会場は、アーバンドックららぽーと豊洲本館にある、ユナイテッド・シネマ豊洲 スクリーン1。作品は、2011年iTune映画ダウンロードランキング3位、邦画では1位だった「イヴの時間 劇場版」である。

2012年2月25日(土) 20時より来場者受付が開始され、20時30分から登壇者によるトークショーが展開された。登壇者は以下のとおり(敬称略)。

■吉浦康裕(「イヴの時間 劇場版」監督)
■水市恵(小説版「イヴの時間」著者)
■MC 氷川竜介(フリーライター)
■佐藤利奈(声優 ナギ役)

MCを務めたアニメ研究家の氷川氏は、中国4大都市で「イヴの時間」をテーマに講演を行なったことに触れ、「『イヴの時間』は日本を代表すべき作品」と絶賛。ニコニコ動画のようなネットサービスと連携して人気を博してきたことについて、「IT系サービスとリンクして育っている。今、デジタルコンテンツはコピーされて終わりみたいなことが多くなってきたが、その中で『イヴの時間』のように周りを巻き込んでいくというのはすごく大事」と語り、これに吉浦監督は「(ファンと)相互に育て合いながら長く愛されているなと。リアルのイベントと関わるのがポイント。こうやって場を作れるのが嬉しいし、それが作品の寿命の長さにつながる」と作品のロングヒットについての見解を述べた。こうしたトークショー中にも、スクリーンにはユーザーからのコメントが殺到。それを見た吉浦監督が「ニコニコ動画(β)から見ているヘビーユーザーです。こうやって関われるとは」と喜びを口にすると、水市氏も「コメントがこんな大画面で見えるなんて。目で追えるか心配だったけど意外と目に優しい」と感想を述べ、その後もしばらくの間、登壇者と視聴者とのコミュニケーションが図られていた。

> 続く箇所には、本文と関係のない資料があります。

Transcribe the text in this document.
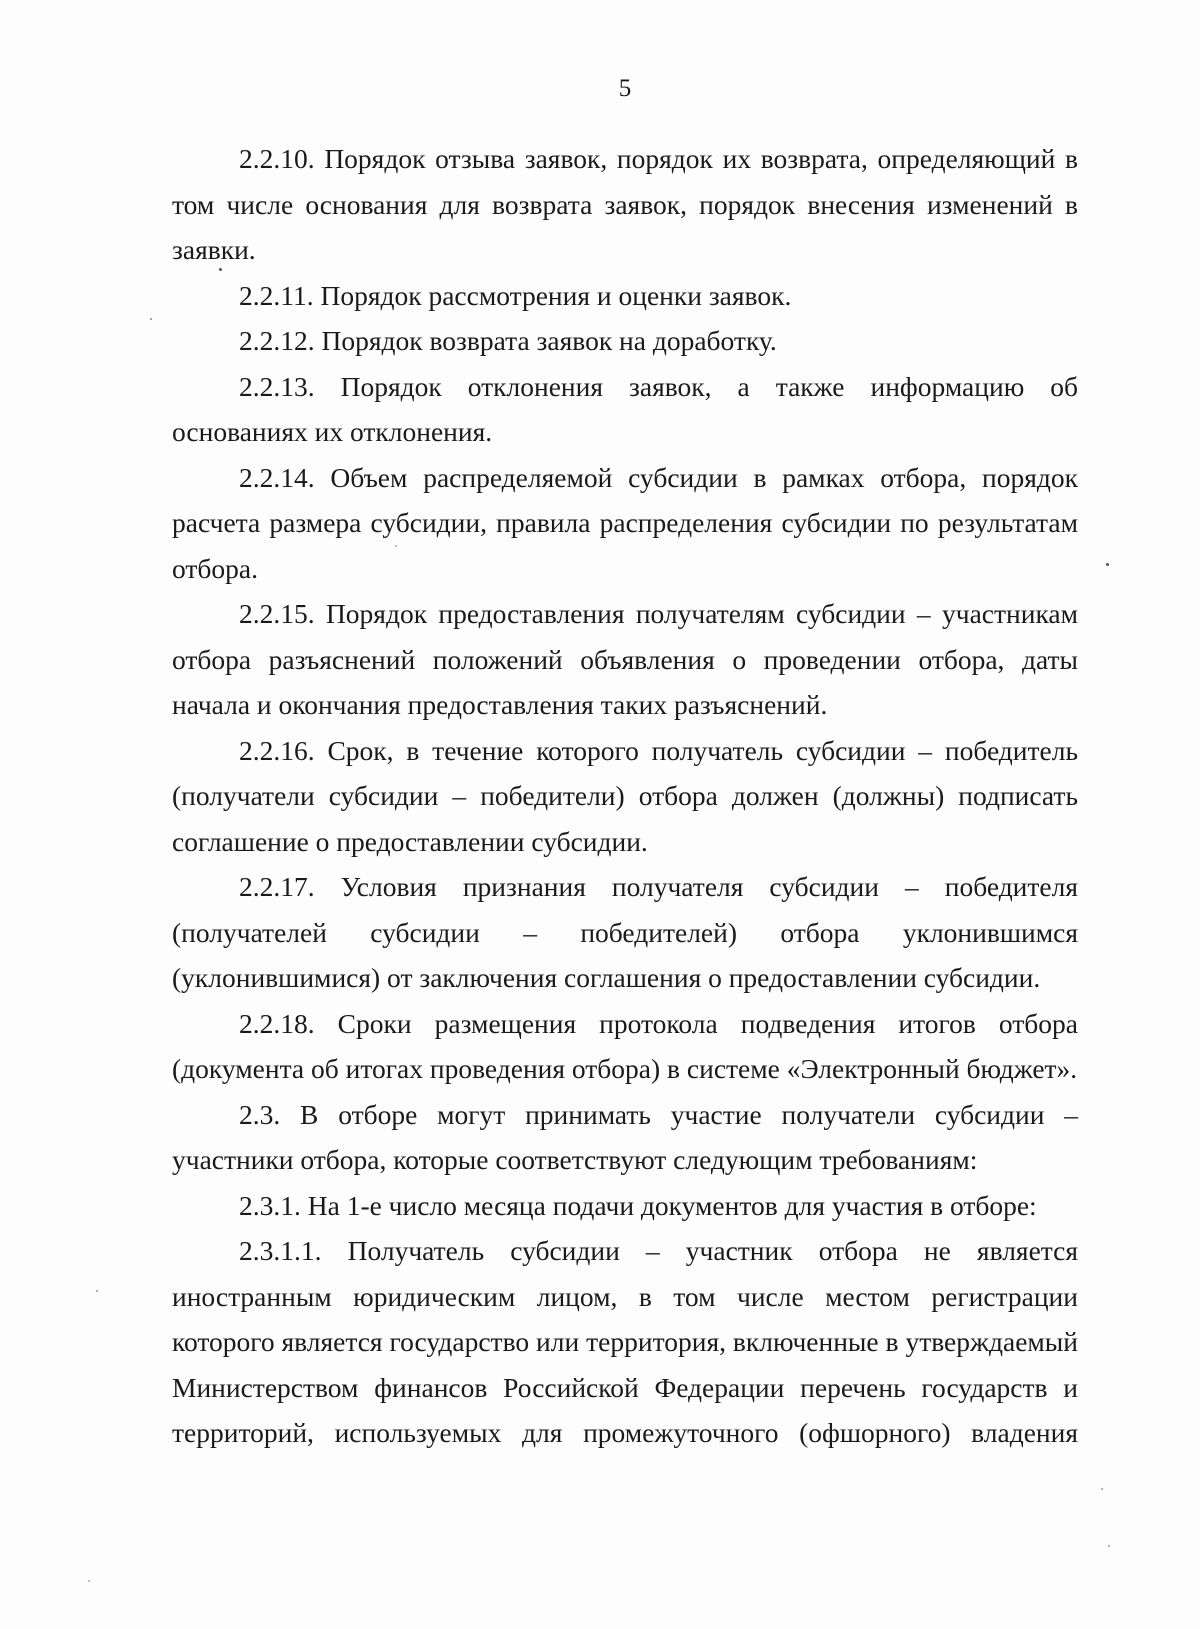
5

2.2.10. Порядок отзыва заявок, порядок их возврата, определяющий в том числе основания для возврата заявок, порядок внесения изменений в заявки.

2.2.11. Порядок рассмотрения и оценки заявок.

2.2.12. Порядок возврата заявок на доработку.

2.2.13. Порядок отклонения заявок, а также информацию об основаниях их отклонения.

2.2.14. Объем распределяемой субсидии в рамках отбора, порядок расчета размера субсидии, правила распределения субсидии по результатам отбора.

2.2.15. Порядок предоставления получателям субсидии – участникам отбора разъяснений положений объявления о проведении отбора, даты начала и окончания предоставления таких разъяснений.

2.2.16. Срок, в течение которого получатель субсидии – победитель (получатели субсидии – победители) отбора должен (должны) подписать соглашение о предоставлении субсидии.

2.2.17. Условия признания получателя субсидии – победителя (получателей субсидии – победителей) отбора уклонившимся (уклонившимися) от заключения соглашения о предоставлении субсидии.

2.2.18. Сроки размещения протокола подведения итогов отбора (документа об итогах проведения отбора) в системе «Электронный бюджет».

2.3. В отборе могут принимать участие получатели субсидии – участники отбора, которые соответствуют следующим требованиям:

2.3.1. На 1-е число месяца подачи документов для участия в отборе:

2.3.1.1. Получатель субсидии – участник отбора не является иностранным юридическим лицом, в том числе местом регистрации которого является государство или территория, включенные в утверждаемый Министерством финансов Российской Федерации перечень государств и территорий, используемых для промежуточного (офшорного) владения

21時からは、いよいよ「イヴの時間 劇場版」が上映。同時に、ニコニコ動画サイトでも生放送され、映画館のスクリーンには、インターネットにおける生放送視聴者、劇場観覧者と、さらには、監督の吉浦氏、MCの水市氏によるシーンの解説や制作秘話などのコメントが流れるという世界初の試みが達成された。館内では、PCのタイプをたたく音や、液晶の灯りなど、これまでにない風景が展開され、スクリーンには作品の秀逸さに感嘆する声や、感動で涙する声、また「この業界を諦めたことを後悔する」などといった動画の完成度の高さを物語る感想が反映され、同じ時間に同じ作品を観て、互いの思いをシェアする場が提供されたかたち。ネット配信視聴者、映画館の観客および監督の三者が作品を通してコミュニケーションを図るという面でも、世界初の映画上映イベントとなった。来場者数(ネット配信含む)は、約65,000人、コメント数約51,000件を記録。

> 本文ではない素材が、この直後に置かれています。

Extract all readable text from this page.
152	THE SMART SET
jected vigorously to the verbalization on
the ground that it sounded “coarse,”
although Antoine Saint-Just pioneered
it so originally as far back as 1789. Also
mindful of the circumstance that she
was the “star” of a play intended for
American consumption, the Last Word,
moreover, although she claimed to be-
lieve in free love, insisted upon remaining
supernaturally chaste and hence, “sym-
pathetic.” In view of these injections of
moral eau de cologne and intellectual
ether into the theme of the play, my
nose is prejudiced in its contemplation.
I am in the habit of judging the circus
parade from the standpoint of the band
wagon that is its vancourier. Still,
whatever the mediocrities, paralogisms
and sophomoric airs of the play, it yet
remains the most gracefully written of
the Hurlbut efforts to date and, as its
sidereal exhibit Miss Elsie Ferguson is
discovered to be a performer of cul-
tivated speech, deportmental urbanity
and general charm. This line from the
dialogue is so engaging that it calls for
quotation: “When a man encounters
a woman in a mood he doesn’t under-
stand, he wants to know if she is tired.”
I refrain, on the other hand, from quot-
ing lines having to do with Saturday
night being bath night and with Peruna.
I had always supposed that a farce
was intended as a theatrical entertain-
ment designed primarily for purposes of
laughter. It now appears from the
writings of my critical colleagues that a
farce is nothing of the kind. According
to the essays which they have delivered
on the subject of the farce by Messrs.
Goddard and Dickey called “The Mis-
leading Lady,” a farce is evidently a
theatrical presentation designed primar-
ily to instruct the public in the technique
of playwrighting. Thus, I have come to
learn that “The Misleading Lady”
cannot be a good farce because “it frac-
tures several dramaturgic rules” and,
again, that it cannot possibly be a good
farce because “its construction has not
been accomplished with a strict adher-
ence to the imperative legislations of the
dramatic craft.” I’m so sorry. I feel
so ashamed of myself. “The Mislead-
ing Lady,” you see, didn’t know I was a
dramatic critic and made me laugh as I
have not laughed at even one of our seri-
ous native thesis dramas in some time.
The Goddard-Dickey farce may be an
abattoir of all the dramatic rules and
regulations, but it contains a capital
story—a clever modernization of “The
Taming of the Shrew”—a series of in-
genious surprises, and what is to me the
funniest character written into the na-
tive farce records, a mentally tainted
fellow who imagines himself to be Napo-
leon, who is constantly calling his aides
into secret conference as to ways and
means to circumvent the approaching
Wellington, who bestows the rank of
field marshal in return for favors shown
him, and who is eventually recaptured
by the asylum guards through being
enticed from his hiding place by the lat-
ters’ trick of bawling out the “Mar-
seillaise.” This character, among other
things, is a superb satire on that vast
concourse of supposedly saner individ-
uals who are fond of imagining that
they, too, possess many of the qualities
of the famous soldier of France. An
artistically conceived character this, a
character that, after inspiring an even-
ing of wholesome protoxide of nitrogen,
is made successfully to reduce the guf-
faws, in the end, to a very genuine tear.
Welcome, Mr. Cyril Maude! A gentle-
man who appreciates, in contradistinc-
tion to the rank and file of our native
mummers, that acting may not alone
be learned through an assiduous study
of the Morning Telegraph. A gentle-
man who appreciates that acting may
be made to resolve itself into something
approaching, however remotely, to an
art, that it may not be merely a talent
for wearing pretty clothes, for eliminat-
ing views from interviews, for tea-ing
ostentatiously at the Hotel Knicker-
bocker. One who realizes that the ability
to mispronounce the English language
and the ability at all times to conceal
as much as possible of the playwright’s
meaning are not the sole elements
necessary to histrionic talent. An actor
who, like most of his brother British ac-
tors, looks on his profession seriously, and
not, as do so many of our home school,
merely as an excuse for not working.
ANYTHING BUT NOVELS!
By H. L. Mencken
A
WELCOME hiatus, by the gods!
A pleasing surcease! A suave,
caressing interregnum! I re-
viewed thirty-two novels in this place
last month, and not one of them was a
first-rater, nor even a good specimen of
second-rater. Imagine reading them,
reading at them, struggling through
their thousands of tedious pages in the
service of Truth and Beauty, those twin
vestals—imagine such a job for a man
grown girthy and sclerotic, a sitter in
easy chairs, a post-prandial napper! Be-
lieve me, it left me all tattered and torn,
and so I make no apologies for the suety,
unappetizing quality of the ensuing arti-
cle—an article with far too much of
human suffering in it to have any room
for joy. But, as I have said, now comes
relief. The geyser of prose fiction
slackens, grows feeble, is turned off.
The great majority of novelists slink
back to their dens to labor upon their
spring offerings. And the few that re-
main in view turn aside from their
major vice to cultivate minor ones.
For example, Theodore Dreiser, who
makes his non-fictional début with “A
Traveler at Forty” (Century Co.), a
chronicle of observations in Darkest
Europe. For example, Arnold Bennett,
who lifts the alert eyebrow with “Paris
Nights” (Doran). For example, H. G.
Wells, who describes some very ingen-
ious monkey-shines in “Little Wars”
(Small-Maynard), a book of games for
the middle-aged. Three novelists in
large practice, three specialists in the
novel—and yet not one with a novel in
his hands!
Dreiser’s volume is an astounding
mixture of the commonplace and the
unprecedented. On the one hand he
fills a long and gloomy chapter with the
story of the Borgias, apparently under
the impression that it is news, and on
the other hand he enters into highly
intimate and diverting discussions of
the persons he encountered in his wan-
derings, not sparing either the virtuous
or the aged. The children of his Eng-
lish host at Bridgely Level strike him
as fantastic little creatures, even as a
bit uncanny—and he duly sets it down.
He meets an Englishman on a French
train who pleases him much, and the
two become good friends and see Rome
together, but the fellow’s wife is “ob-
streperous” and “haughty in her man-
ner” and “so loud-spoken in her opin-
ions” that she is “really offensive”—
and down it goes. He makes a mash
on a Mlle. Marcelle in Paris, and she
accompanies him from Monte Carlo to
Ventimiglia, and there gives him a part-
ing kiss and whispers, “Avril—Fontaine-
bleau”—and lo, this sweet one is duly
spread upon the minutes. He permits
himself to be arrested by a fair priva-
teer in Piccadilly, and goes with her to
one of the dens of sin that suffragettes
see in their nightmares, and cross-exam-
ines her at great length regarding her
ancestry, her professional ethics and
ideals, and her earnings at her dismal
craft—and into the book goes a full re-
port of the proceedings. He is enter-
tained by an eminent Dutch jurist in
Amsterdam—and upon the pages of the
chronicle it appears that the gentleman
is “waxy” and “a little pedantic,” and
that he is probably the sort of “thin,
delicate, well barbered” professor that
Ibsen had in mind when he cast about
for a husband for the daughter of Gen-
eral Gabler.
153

株式会社ドワンゴは、今回の試みを得て、「“新しい映画の楽しみ方”について模索し検討した結果、アスミック・エース エンタテインメント株式会社、ユナイテッド・シネマ株式会社、有限会社ディレクションズ、吉浦康裕監督の協力のもと、映画「イヴの時間 劇場版」を使った、ネットとリアルが融合した新感覚の映画鑑賞スタイルを実現しました。次回の開催は未定ですが、引き続きリアルとバーチャルを融合させた新たなエンターテイメントを提案していければと思っています」と話している。今後も異業界とのコラボレーションが期待される。